Nadav Schirman’s documentary The Green Prince, about a Hamas member who became an informant for Israel, won the Audience Award in the World Cinema-Documentary category at the Sundance Film Festival this year. It will be shown at Docaviv, the Tel Aviv International Documentary Festival, which runs from May 8 to 17 at the Tel Aviv Cinematheque. It will then open in theaters in Israel on May 16.
Although this year there is no Israeli film in the main competition at Cannes, arguably the world’s most prestigious film festival, which runs this year from May 14 to 25, a trio of Israel’s most celebrated female directors will show their latest movies in other categories there.
Keren Yedaya became the first Israeli director to win the Camera d’Or Prize at Cannes with her debut feature, Or, in 2004. This year, she will be back at the same festival in the Un Certain Regard category with her latest film, Away from His Absence. The film is about an adult woman who continues to have a relationship with the father who raped her.

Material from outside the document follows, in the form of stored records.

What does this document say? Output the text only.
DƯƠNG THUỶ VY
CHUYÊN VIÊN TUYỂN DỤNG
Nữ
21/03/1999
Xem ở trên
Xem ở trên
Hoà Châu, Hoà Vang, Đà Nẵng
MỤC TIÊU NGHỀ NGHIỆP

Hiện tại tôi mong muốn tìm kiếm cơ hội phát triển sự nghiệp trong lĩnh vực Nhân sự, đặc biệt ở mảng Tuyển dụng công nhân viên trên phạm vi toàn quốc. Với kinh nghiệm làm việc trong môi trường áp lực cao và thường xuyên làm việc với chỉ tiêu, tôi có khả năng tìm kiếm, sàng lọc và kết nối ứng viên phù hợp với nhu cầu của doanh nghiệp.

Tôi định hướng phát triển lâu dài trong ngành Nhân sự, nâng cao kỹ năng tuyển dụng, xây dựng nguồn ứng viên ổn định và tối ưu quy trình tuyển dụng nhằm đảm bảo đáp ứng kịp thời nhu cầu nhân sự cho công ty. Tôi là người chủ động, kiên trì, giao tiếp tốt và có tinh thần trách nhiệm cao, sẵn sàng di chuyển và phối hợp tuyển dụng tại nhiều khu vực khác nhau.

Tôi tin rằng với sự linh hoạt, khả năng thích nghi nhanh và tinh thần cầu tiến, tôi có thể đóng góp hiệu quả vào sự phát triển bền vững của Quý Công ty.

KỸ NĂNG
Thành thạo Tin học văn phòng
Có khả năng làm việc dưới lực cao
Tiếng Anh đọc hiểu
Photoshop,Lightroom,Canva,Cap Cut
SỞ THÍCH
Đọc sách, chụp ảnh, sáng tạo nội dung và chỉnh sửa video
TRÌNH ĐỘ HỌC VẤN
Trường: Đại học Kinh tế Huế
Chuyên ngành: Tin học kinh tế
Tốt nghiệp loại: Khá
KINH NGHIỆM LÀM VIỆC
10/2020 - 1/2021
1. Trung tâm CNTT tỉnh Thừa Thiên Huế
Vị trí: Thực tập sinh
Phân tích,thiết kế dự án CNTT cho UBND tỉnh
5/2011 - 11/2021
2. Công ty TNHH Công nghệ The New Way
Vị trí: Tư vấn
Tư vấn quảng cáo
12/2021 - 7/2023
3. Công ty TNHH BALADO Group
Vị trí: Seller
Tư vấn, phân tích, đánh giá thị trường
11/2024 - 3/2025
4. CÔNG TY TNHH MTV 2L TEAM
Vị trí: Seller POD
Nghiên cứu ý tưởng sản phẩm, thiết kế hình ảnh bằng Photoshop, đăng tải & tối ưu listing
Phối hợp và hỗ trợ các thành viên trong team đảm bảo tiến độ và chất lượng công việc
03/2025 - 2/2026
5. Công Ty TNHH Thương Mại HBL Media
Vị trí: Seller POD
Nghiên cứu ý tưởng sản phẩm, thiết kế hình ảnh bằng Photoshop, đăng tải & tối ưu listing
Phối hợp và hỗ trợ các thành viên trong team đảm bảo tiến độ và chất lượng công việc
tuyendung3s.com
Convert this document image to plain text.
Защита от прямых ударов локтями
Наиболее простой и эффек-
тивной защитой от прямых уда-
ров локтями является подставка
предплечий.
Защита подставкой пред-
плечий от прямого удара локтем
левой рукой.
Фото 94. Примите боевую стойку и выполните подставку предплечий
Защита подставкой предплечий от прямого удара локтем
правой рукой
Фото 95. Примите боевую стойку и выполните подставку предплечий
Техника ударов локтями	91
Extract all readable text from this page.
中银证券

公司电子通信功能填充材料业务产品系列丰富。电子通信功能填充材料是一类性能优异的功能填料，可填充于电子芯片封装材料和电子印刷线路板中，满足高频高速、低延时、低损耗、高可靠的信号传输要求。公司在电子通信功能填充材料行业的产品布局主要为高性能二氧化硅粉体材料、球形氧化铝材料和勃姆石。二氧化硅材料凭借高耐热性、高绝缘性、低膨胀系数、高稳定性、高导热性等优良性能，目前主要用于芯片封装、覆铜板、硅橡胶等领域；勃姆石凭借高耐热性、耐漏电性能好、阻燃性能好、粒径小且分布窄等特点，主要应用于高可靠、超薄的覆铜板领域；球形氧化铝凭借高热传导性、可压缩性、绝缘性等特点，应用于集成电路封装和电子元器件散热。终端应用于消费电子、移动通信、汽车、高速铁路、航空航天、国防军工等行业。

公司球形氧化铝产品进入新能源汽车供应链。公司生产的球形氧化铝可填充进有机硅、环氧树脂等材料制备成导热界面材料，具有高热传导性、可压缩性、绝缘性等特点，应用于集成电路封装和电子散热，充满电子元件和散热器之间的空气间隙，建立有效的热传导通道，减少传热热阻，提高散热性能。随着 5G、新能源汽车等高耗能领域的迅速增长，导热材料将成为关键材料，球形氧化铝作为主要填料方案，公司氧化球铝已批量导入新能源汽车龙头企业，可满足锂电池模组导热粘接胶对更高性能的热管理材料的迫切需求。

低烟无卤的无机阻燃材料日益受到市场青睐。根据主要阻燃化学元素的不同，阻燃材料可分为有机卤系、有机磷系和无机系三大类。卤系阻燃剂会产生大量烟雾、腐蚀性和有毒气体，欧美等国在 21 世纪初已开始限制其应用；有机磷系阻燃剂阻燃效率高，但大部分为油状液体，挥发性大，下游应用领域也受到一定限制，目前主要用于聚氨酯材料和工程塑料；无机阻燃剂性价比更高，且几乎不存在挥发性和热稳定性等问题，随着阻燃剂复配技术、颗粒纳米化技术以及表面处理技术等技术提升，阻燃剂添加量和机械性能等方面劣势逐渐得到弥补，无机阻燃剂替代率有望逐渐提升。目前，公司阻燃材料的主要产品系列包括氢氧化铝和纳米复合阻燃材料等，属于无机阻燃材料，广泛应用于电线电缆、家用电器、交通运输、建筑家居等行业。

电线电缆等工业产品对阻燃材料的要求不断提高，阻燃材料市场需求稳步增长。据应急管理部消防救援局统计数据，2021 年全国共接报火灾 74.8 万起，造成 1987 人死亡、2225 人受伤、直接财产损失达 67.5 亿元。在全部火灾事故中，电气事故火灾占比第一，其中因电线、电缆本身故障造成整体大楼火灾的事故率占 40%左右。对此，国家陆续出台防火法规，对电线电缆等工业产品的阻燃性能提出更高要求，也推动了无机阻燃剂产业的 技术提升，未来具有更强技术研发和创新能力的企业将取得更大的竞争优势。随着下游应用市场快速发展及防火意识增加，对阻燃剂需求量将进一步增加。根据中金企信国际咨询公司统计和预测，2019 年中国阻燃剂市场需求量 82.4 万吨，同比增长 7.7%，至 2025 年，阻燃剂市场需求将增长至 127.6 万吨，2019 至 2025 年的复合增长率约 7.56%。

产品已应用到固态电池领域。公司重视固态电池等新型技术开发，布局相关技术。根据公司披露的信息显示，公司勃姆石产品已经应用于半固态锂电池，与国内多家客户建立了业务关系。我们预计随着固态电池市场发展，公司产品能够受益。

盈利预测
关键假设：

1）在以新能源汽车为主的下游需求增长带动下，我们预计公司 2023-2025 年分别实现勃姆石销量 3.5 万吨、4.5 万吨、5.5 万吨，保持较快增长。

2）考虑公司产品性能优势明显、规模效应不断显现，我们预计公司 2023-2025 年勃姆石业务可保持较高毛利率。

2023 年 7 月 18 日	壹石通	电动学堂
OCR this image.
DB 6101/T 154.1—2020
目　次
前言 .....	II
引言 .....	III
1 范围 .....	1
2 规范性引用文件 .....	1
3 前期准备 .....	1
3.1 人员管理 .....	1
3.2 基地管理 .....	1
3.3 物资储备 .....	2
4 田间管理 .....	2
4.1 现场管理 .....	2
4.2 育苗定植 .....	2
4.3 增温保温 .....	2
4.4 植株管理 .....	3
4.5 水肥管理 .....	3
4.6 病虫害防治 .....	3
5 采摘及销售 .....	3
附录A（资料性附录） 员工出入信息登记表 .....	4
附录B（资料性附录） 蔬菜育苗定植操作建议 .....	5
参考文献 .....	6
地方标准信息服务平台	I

Shira Geffen co-directed and co-wrote Jellyfish, the 2007 movie that became the second Israeli film to win the Camera d’Or, with her husband, author Etgar Keret. This year, she will be at the Cannes Critics’ week with her first solo directorial effort, aptly titled Self Made. The film stars Sarah Adler and Samira Sayara as two women who end up living each other’s lives on opposite sides of the Green Line after a mix-up at a checkpoint.
Actress Ronit Elkabetz and her brother Shlomi Elkabetz, who teamed up to write and direct two previous films loosely based on their family, To Take a Wife (2004) and Shiva (2008), have a new film in the Directors’ Fortnight at Cannes. It’s called Gett: The Trial of Viviane Amsalem. From the title, it’s clear that it continues the story of the unhappy wife and mother that Ronit Elkabetz played in the previous two movies.
Israel’s token male director at Cannes will be Nadav Lapid, whose first feature was Policeman (2011).
Lapid’s latest film, The Kindergarten Teacher, will also be shown at the Critics’ Week. Lapid made this film with a production grant from the Jerusalem International Film Lab at the Sam Spiegel School for Film and Television, Jerusalem.
After Cannes, some of these films will likely be shown at the Jerusalem Film Festival, which runs from July 10 to 20.
In addition, the first feature by Philippe Lacote of the Ivory Coast, Run, which was also made with a grant from the Jerusalem Film Lab, will be shown in the Critics’ Week.
If you happen to find yourself in Cannes on May 20, drop by the Producers Club in the early evening to attend the second annual Jerusalem Happy Hour, sponsored by Sam Spiegel International Film Lab, the Jerusalem Film Festival and the Jerusalem Film Fund. There can be no clearer indication of how Israeli movies have become a force to be reckoned with on the international movie scene.